Compared to HTTP/1, HTTP/2
- is binary instead of textual
- is fully multiplexed instead of ordered and blocked
- can therefore use one connection for parallelism
- uses header compression to reduce overhead
- allows servers to "push" responses proactively into client caches

Instead of a website's hosting server, CDNs are used in tandem with HTTP/2 in order to better serve the end-user with web resources such as images, JavaScript files and Cascading Style Sheet (CSS) files since a CDN's location is usually in closer proximity to the end-user.

== Metrics ==
In recent years, several metrics have been introduced that help developers measure various aspects of the performance of their websites. In 2019, Google introduced metrics such as Time to First Byte (TTFB), First Contentful Paint (FCP), First Paint (FP), First Input Delay (FID), Cumulative Layout Shift (CLS) and Largest Contentful Paint (LCP) allow for website owner to gain insights into issues that might hurt the performance of their websites making it seem sluggish or slow to the user. Other metrics including Request Count (number of requests required to load a page), DOMContentLoaded (time when HTML document is completely loaded and parsed excluding CSS style sheets, images, etc.), Above The Fold Time (content that is visible without scrolling), Round Trip Time, number of Render Blocking Resources (such as scripts, stylesheets), Onload Time, Connection Time, Total Page Size help provide an accurate picture of latencies and slowdowns occurring at the networking level which might slow down a site.

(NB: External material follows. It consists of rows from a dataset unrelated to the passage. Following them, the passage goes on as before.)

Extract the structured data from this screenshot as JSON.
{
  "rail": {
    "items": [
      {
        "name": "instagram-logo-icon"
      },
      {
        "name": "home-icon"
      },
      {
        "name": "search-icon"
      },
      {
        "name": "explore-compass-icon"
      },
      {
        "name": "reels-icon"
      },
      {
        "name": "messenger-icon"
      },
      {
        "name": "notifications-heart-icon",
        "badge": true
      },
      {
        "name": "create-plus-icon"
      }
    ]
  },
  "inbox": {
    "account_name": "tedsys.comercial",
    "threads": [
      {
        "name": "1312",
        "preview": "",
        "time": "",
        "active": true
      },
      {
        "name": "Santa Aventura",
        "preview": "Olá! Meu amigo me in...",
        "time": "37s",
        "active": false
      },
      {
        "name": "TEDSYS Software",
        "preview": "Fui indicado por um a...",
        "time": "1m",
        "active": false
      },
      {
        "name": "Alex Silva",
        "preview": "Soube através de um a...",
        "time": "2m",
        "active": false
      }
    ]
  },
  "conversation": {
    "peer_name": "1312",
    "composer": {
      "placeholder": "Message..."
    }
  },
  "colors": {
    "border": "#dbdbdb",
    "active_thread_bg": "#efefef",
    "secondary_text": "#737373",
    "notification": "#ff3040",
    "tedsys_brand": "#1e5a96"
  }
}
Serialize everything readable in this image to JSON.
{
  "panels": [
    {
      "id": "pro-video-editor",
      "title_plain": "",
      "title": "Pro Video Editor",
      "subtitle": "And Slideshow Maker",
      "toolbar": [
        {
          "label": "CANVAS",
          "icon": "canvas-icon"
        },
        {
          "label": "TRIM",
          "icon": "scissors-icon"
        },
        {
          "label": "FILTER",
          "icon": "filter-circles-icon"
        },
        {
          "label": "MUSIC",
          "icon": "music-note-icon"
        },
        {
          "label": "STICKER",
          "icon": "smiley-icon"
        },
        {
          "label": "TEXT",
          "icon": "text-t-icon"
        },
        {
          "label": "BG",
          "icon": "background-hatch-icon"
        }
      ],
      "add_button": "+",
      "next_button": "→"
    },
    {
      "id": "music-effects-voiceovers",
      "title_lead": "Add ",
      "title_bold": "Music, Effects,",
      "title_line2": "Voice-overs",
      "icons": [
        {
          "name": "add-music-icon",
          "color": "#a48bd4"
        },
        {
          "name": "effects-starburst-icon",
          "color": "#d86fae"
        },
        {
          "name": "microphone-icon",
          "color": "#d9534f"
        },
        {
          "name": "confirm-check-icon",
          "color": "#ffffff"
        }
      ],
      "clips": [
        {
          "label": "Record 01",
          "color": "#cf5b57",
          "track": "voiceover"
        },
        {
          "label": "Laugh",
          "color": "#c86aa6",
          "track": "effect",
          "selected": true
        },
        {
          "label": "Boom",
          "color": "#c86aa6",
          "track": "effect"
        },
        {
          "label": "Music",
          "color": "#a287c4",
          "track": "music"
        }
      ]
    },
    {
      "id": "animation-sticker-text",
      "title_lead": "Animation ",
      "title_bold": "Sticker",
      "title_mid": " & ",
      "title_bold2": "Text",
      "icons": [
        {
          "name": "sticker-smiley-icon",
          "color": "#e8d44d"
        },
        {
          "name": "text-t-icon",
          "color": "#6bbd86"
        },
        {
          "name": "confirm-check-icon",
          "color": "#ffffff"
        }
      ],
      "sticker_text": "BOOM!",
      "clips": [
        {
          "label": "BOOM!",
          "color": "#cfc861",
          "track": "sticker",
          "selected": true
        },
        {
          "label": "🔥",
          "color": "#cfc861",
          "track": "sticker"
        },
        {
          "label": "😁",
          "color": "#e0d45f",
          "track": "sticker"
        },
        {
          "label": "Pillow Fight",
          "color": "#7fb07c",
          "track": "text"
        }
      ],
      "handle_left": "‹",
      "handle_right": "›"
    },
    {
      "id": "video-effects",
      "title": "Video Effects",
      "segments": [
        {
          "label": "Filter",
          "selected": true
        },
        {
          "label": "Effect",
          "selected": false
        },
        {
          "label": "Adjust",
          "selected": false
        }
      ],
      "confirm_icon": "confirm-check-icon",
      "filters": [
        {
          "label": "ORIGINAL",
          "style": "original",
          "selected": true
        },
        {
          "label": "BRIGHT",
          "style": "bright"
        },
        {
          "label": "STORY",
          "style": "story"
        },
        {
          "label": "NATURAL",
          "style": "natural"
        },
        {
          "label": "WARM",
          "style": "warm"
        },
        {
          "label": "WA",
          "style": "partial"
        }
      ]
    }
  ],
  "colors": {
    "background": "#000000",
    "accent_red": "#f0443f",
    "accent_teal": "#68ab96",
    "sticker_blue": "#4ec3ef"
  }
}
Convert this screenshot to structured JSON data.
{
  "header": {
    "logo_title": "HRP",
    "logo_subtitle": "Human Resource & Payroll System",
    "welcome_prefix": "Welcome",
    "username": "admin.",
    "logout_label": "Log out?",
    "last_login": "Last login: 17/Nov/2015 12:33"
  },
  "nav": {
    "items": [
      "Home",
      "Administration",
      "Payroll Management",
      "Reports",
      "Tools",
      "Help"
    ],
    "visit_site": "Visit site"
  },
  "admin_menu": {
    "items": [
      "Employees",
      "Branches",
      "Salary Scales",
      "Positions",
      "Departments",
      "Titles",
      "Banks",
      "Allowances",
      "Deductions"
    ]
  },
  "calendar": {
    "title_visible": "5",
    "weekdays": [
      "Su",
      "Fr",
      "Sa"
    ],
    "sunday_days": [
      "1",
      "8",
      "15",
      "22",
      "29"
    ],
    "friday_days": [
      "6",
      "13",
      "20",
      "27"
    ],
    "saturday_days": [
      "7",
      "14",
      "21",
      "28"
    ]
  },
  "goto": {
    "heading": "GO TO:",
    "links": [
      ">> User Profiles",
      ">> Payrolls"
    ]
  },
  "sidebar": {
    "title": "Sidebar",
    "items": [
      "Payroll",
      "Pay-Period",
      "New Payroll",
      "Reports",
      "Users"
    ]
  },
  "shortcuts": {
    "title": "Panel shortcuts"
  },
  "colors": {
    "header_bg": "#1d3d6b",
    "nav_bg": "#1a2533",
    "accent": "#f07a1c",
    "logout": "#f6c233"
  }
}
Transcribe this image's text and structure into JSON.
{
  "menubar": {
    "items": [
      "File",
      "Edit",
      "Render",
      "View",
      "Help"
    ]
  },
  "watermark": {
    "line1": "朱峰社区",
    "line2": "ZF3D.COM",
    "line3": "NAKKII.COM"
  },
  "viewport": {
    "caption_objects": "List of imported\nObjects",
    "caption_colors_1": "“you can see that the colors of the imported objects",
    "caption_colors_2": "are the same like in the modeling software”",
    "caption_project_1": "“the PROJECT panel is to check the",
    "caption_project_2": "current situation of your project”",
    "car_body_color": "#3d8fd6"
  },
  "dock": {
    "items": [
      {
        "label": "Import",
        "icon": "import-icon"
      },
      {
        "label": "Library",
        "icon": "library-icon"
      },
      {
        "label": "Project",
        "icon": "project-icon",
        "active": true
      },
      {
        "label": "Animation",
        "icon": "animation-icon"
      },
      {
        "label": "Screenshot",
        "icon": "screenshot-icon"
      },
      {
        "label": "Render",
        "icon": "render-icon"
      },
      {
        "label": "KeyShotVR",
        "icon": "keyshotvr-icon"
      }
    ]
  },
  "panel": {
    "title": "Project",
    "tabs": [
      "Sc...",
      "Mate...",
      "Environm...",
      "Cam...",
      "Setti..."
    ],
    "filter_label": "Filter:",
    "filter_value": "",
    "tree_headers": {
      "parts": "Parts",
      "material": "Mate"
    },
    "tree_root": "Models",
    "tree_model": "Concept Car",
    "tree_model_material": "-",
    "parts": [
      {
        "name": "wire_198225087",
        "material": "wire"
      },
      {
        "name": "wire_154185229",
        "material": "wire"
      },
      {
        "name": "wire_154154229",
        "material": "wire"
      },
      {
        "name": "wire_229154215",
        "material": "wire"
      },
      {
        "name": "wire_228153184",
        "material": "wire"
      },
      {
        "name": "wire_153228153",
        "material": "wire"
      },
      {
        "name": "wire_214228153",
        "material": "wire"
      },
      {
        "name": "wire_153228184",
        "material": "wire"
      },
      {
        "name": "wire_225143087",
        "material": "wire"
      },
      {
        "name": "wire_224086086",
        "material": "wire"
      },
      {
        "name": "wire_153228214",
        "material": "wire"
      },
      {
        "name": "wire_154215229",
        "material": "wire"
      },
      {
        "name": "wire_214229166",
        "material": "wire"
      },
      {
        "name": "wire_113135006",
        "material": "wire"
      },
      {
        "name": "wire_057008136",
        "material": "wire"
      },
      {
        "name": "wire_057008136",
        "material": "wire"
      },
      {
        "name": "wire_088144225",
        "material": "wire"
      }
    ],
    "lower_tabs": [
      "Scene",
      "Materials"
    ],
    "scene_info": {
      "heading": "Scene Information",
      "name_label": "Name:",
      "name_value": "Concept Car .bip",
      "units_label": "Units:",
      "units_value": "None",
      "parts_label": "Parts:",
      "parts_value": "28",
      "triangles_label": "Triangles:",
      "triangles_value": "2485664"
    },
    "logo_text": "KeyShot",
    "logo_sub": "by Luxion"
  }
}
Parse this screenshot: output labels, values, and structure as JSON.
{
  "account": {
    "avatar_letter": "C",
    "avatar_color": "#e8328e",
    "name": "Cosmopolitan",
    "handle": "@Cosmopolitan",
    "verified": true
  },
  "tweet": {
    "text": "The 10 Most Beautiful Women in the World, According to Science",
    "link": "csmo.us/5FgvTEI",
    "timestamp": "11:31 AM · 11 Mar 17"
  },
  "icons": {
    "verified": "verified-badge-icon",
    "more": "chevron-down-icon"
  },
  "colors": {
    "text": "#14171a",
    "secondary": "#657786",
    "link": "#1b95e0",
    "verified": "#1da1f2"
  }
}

Modules to measure metrics such as TTFB, FCP, LCP, FP etc are provided with major frontend JavaScript libraries such as React, NuxtJS and Vue. Google publishes a library, the core-web-vitals library that allows for easy measurement of these metrics in frontend applications. In addition to this, Google also provides the Lighthouse, a Chrome dev-tools component and PageSpeed Insight a site that allows developers to measure and compare the performance of their website with Google's recommended minimums and maximums.

In addition to this, tools such as the Network Monitor by Mozilla Firefox help provide insight into network-level slowdowns that might occur during transmission of data.